CPU Design - Details

Details

CPU design focuses on these areas:

  1. datapaths (such as ALUs and pipelines)
  2. control unit: logic which controls the datapaths
  3. Memory components such as register files, caches
  4. Clock circuitry such as clock drivers, PLLs, clock distribution networks
  5. Pad transceiver circuitry
  6. Logic gate cell library which is used to implement the logic


CPUs designed for high-performance markets might require custom designs for each of these items to achieve frequency, power-dissipation, and chip-area goals.

CPUs designed for lower performance markets might lessen the implementation burden by:

  • Acquiring some of these items by purchasing them as intellectual property
  • Use control logic implementation techniques (logic synthesis using CAD tools) to implement the other components - datapaths, register files, clocks


Common logic styles used in CPU design include:

  • Unstructured random logic
  • Finite-state machines
  • Microprogramming (common from 1965 to 1985)
  • Programmable logic array (common in the 1980s, no longer common)
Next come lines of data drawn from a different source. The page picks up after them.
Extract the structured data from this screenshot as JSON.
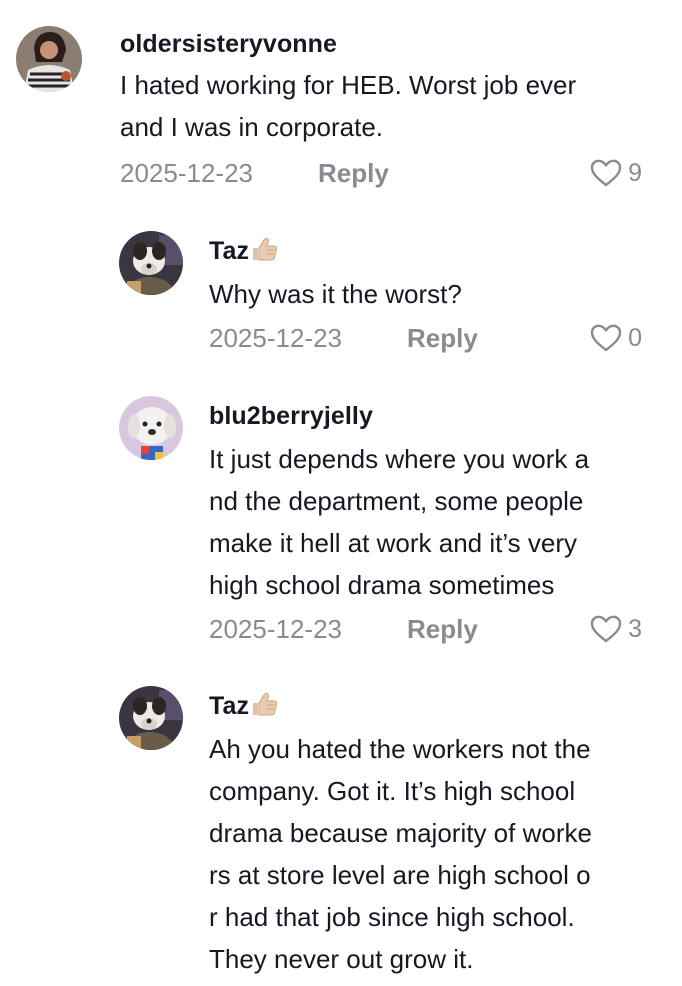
{
  "comments": [
    {
      "username": "oldersisteryvonne",
      "emoji": "",
      "text": "I hated working for HEB. Worst job ever\nand I was in corporate.",
      "date": "2025-12-23",
      "reply_label": "Reply",
      "likes": "9"
    },
    {
      "username": "Taz",
      "emoji": "thumbs-up-emoji",
      "text": "Why was it the worst?",
      "date": "2025-12-23",
      "reply_label": "Reply",
      "likes": "0"
    },
    {
      "username": "blu2berryjelly",
      "emoji": "",
      "text": "It just depends where you work a\nnd the department, some people\nmake it hell at work and it’s very\nhigh school drama sometimes",
      "date": "2025-12-23",
      "reply_label": "Reply",
      "likes": "3"
    },
    {
      "username": "Taz",
      "emoji": "thumbs-up-emoji",
      "text": "Ah you hated the workers not the\ncompany. Got it. It’s high school\ndrama because majority of worke\nrs at store level are high school o\nr had that job since high school.\nThey never out grow it.",
      "date": "",
      "reply_label": "",
      "likes": ""
    }
  ]
}
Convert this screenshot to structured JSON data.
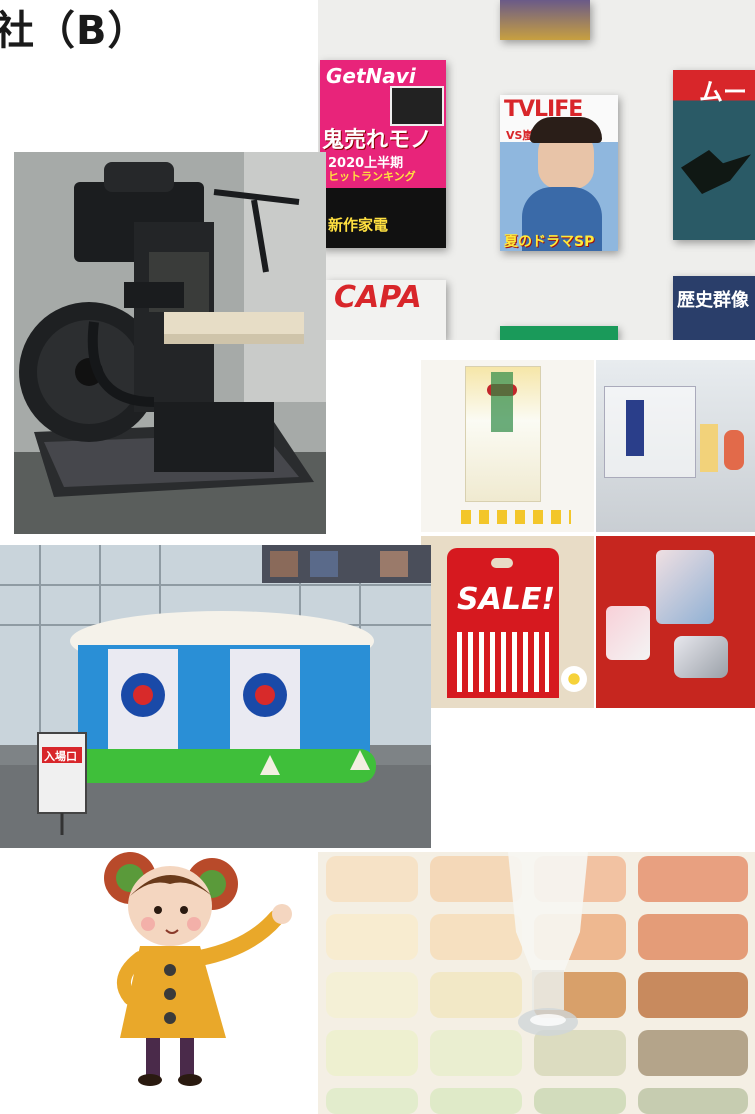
{
  "page": {
    "title": "社（B）"
  },
  "magazines": {
    "getnavi_title": "GetNavi",
    "getnavi_headline": "鬼売れモノ",
    "getnavi_sub": "2020上半期",
    "getnavi_sub2": "ヒットランキング",
    "getnavi_feature": "新作家電",
    "tvlife_title": "TVLIFE",
    "tvlife_vs": "VS嵐",
    "tvlife_feature": "夏のドラマSP",
    "mu_title": "ムー",
    "capa_title": "CAPA",
    "rekishi_title": "歴史群像"
  },
  "packaging": {
    "sale_text": "SALE!"
  },
  "atrium": {
    "sign_text": "入場口"
  },
  "colors": {
    "getnavi_pink": "#e8247a",
    "tvlife_red": "#d8262a",
    "sale_red": "#d6191f",
    "inflatable_blue": "#2a8fd6",
    "inflatable_green": "#3fbf3a"
  }
}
Device types used to implement the logic include:

  • Transistor-transistor logic Small Scale Integration logic chips - no longer used for CPUs
  • Programmable Array Logic and Programmable logic devices - no longer used for CPUs
  • Emitter-coupled logic (ECL) gate arrays - no longer common
  • CMOS gate arrays - no longer used for CPUs
  • CMOS ASICs - what's commonly used today, they're so common that the term ASIC is not used for CPUs
  • Field-programmable gate arrays (FPGA) - common for soft microprocessors, and more or less required for reconfigurable computing


A CPU design project generally has these major tasks:

  • Programmer-visible instruction set architecture, which can be implemented by a variety of microarchitectures
  • Architectural study and performance modeling in ANSI C/C++ or SystemC
  • High-level synthesis (HLS) or RTL (e.g. logic) implementation
  • RTL Verification
  • Circuit design of speed critical components (caches, registers, ALUs)
  • Logic synthesis or logic-gate-level design
  • Timing analysis to confirm that all logic and circuits will run at the specified operating frequency
  • Physical design including floorplanning, place and route of logic gates
  • Checking that RTL, gate-level, transistor-level and physical-level representations are equivalent
  • Checks for signal integrity, chip manufacturability


Re-designing a CPU core to a smaller die-area helps achieve several of these goals.

  • Shrinking everything (a "photomask shrink"), resulting in the same number of transistors on a smaller die, improves performance (smaller transistors switch faster), reduces power (smaller wires have less parasitic capacitance) and reduces cost (more CPUs fit on the same wafer of silicon).
  • Releasing a CPU on the same size die, but with a smaller CPU core, keeps the cost about the same but allows higher levels of integration within one VLSI chip (additional cache, multiple CPUs, or other components), improving performance and reducing overall system cost.


As with most complex electronic designs, the logic verification effort (proving that the design does not have bugs) now dominates the project schedule of a CPU.

Key CPU architectural innovations include index register, cache, virtual memory, instruction pipelining, superscalar, CISC, RISC, virtual machine, emulators, microprogram, and stack.